I understand that there may be incompatible measures of length, especially when Latex and open space are involved. I have sometimes posted jpegs, I think those should be counted as fairly short because the effort was not mine. This one is a pretty good candidate, and we should give credit where credit is due:
EDDDITTT: Now that I have looked at a few long ones: I suppose we cannot really measure the amount of time spent by the person answering. However, I can say that Raymond's answers score big in this department: how many seconds does it take the Latex to render, from the instant you open the question?
EEEDDIIITTTTT: Yes, I think that is the way to go. Joriki's top-of-the-charts sits there for about 15 seconds, but then suddenly renders it all. Raymond's new one gets started sooner but takes about 35 seconds to make it all the way through, as I scroll down I can see the new bits going from pre-Latex (gray) to rendered, so I know that the whole thing has not yet been finished.

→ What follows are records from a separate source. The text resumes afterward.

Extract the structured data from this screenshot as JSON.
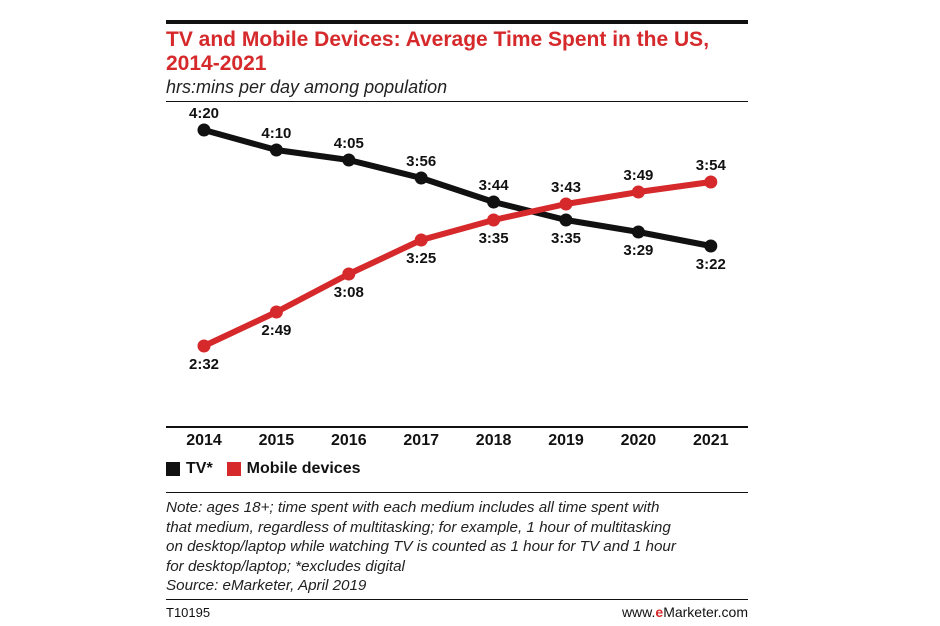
{
  "header": {
    "title": "TV and Mobile Devices: Average Time Spent in the US, 2014-2021",
    "subtitle": "hrs:mins per day among population"
  },
  "chart_data": {
    "type": "line",
    "title": "TV and Mobile Devices: Average Time Spent in the US, 2014-2021",
    "ylabel": "hrs:mins per day among population",
    "categories": [
      "2014",
      "2015",
      "2016",
      "2017",
      "2018",
      "2019",
      "2020",
      "2021"
    ],
    "ylim": [
      120,
      270
    ],
    "series": [
      {
        "name": "TV*",
        "color": "#111111",
        "values": [
          260,
          250,
          245,
          236,
          224,
          215,
          209,
          202
        ],
        "labels": [
          "4:20",
          "4:10",
          "4:05",
          "3:56",
          "3:44",
          "3:35",
          "3:29",
          "3:22"
        ]
      },
      {
        "name": "Mobile devices",
        "color": "#d6292b",
        "values": [
          152,
          169,
          188,
          205,
          215,
          223,
          229,
          234
        ],
        "labels": [
          "2:32",
          "2:49",
          "3:08",
          "3:25",
          "3:35",
          "3:43",
          "3:49",
          "3:54"
        ]
      }
    ]
  },
  "legend": {
    "tv_label": "TV*",
    "mobile_label": "Mobile devices"
  },
  "note": {
    "line1": "Note: ages 18+; time spent with each medium includes all time spent with",
    "line2": "that medium, regardless of multitasking; for example, 1 hour of multitasking",
    "line3": "on desktop/laptop while watching TV is counted as 1 hour for TV and 1 hour",
    "line4": "for desktop/laptop; *excludes digital",
    "source": "Source: eMarketer, April 2019"
  },
  "footer": {
    "code": "T10195",
    "brand_prefix": "www.",
    "brand_e": "e",
    "brand_rest": "Marketer.com"
  }
}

EEDDIITTEEDDIITT Monday December 31: The beginnings of an explanation. My two very long posts are mostly some C++ output I pasted in. I actually remember re-running the program because the answer page told me 30,000 characters was the maximum. Here is the "trick," such as it is. Raymond's new answer, currently fourth in the ranking, has dozens to hundreds of separate Latex items. The peculiar thing about Joriki's top post is that it is just four separate Latex array items, each very, very long, and overall quite repetitive. So the system probably expects the number of separate Latex items to be comparable to the total mass of Latex characters, and, in short, allows extra character length if there are very few dollar signs.
EVEN MORE EDIT: I copied Joriki's answer and posted it as an answer to How to solve this Diophantine equation? and the system accepted it just fine. I guess I will delete it in a bit, after a few have seen it. Evidently it would take days before Asaf's long-post-search query would notice it....I did delete it, then edited the source down to one line of gibberish. The odd final outcome is that it will not let me add another answer at the same question. So perhaps you can get away with one long answer this way, but it won't permit a second.